In a victim impact statement read to the court, the first garda said he had been left with limited movement in his hand and permanent damage to his hearing. He suffered from PTSD and was in a constant state of anxiety.

He said Goulding opened fire on them for no reason and he would never forget the disbelief he felt at the time or hearing his colleague who had also been shot, in pain. He said as he hid behind the car, he was afraid Goulding would come out of his house and "finish them off" and he would be another name on the list of gardaí, killed on duty, at the front of the garda college.

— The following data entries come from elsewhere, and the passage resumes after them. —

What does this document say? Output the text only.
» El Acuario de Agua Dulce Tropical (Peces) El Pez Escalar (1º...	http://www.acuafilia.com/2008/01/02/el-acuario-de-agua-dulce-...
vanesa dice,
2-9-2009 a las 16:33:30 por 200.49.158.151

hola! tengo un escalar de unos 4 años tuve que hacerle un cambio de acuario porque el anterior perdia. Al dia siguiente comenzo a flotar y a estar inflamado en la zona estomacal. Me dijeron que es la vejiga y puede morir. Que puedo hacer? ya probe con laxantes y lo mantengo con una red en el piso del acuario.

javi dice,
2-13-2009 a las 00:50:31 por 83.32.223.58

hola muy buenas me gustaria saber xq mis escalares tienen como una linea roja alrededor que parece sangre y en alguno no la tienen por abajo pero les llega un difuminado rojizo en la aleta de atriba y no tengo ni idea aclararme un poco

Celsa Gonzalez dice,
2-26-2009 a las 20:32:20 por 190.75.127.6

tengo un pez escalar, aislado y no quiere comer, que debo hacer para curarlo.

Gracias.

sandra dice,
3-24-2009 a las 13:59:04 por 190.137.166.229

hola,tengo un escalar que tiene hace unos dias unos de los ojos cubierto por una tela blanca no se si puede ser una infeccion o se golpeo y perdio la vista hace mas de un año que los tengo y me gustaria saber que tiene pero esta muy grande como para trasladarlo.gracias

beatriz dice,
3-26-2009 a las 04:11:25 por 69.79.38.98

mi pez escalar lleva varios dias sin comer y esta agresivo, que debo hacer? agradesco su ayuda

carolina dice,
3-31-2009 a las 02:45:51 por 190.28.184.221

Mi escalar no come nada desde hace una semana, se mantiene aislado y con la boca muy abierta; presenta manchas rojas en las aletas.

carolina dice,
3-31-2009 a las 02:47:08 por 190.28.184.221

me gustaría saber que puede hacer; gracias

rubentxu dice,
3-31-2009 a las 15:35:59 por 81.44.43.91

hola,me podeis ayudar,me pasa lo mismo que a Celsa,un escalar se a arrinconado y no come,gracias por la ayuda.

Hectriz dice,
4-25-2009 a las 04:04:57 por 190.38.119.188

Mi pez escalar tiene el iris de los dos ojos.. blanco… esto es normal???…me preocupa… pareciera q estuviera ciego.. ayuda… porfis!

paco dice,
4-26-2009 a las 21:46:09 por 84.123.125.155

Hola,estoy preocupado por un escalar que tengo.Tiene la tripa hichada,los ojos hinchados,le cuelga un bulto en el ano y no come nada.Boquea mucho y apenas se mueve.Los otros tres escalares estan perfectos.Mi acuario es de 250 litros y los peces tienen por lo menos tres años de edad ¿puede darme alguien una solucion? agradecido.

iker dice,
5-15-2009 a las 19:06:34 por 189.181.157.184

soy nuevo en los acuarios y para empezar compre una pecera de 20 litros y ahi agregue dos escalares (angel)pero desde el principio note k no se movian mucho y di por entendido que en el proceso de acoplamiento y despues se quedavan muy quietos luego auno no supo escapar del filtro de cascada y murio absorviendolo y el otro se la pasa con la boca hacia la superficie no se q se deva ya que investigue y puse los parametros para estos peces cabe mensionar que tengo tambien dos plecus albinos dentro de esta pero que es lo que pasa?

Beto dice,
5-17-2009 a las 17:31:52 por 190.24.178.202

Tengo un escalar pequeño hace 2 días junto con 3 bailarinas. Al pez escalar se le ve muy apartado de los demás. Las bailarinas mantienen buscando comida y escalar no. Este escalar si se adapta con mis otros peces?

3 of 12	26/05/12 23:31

The second garda said the call to Goulding’s home was the first call he responded to that day, and it was nearly his last. He said he came extremely close to not coming home. He had never come so close to death, he said, and had never experienced fear like that before.

He said not a day went by when he didn’t think of the incident and the scar on his foot was a constant reminder. He has returned to work but he said certain career opportunities had been lost to him and this was frustrating. Both men thanked their colleagues for bringing them to safety.

Mr Bowman said this was an incident of the utmost gravity and seriousness and a terrifying ordeal for the two gardaí.

But he asked the court to take into account that this was not a premeditated incident and said Goulding was suffering from an ongoing, deep-seated and well-fixed psychiatric difficulty with the background of real threats to his life.

Mr Justice Paul McDermott said he would sentence Goulding on Friday.